ImageNet Classification with Deep Convolutional Neural Networks

Abstract

📜 Abstract

We trained a large, deep convolutional neural network to classify the 1.2 million high-resolution images in the ImageNet LSVRC-2010 contest into the 1000 different classes. On the test data, we achieved top-1 and top-5 error rates of 37.5% and 17.0% which is considerably better than the previous state-of-the-art. The neural network, which has 60 million parameters and 650,000 neurons, consists of five convolutional layers, some of which are followed by max-pooling layers, and three fully-connected layers with a final 1000-way softmax. To make training faster, we used non-saturating neurons and a very efficient GPU implementation of the convolution operation. To reduce overfitting in the fully-connected layers we employed a recently-developed regularization method called "dropout" that proved to be very effective. We also entered a variant of this model in the ILSVRC-2012 competition and achieved a winning top-5 test error rate of 15.3%, compared to 26.2% achieved by the second-best entry.

Description

✨ Summary

The paper ‘ImageNet Classification with Deep Convolutional Neural Networks’ by Krizhevsky, Sutskever, and Hinton in 2012 has significantly influenced computer vision and deep learning domains.
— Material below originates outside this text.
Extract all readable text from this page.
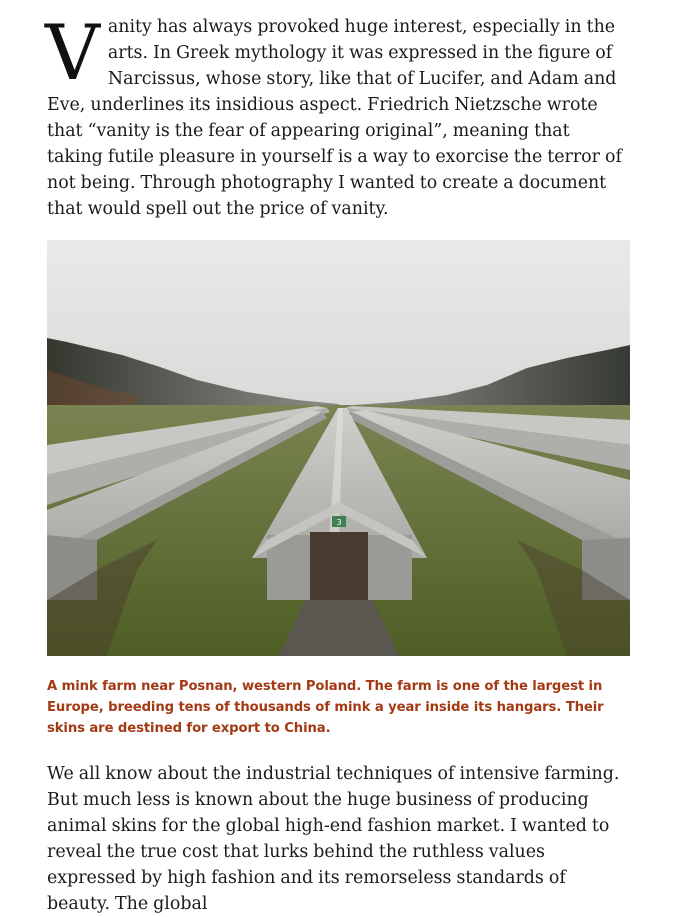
V anity has always provoked huge interest, especially in the arts. In Greek mythology it was expressed in the figure of Narcissus, whose story, like that of Lucifer, and Adam and Eve, underlines its insidious aspect. Friedrich Nietzsche wrote that “vanity is the fear of appearing original”, meaning that taking futile pleasure in yourself is a way to exorcise the terror of not being. Through photography I wanted to create a document that would spell out the price of vanity.

3

A mink farm near Posnan, western Poland. The farm is one of the largest in Europe, breeding tens of thousands of mink a year inside its hangars. Their skins are destined for export to China.

We all know about the industrial techniques of intensive farming. But much less is known about the huge business of producing animal skins for the global high-end fashion market. I wanted to reveal the true cost that lurks behind the ruthless values expressed by high fashion and its remorseless standards of beauty. The global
This work demonstrated the power of convolutional neural networks (CNNs) with the introduction of ‘AlexNet’, a large-scale, deep neural network that achieved unprecedented success in the ImageNet Large Scale Visual Recognition Challenge (ILSVRC). Its novel use of techniques like dropout for regularization and efficient GPU implementation for training set a new standard in image classification.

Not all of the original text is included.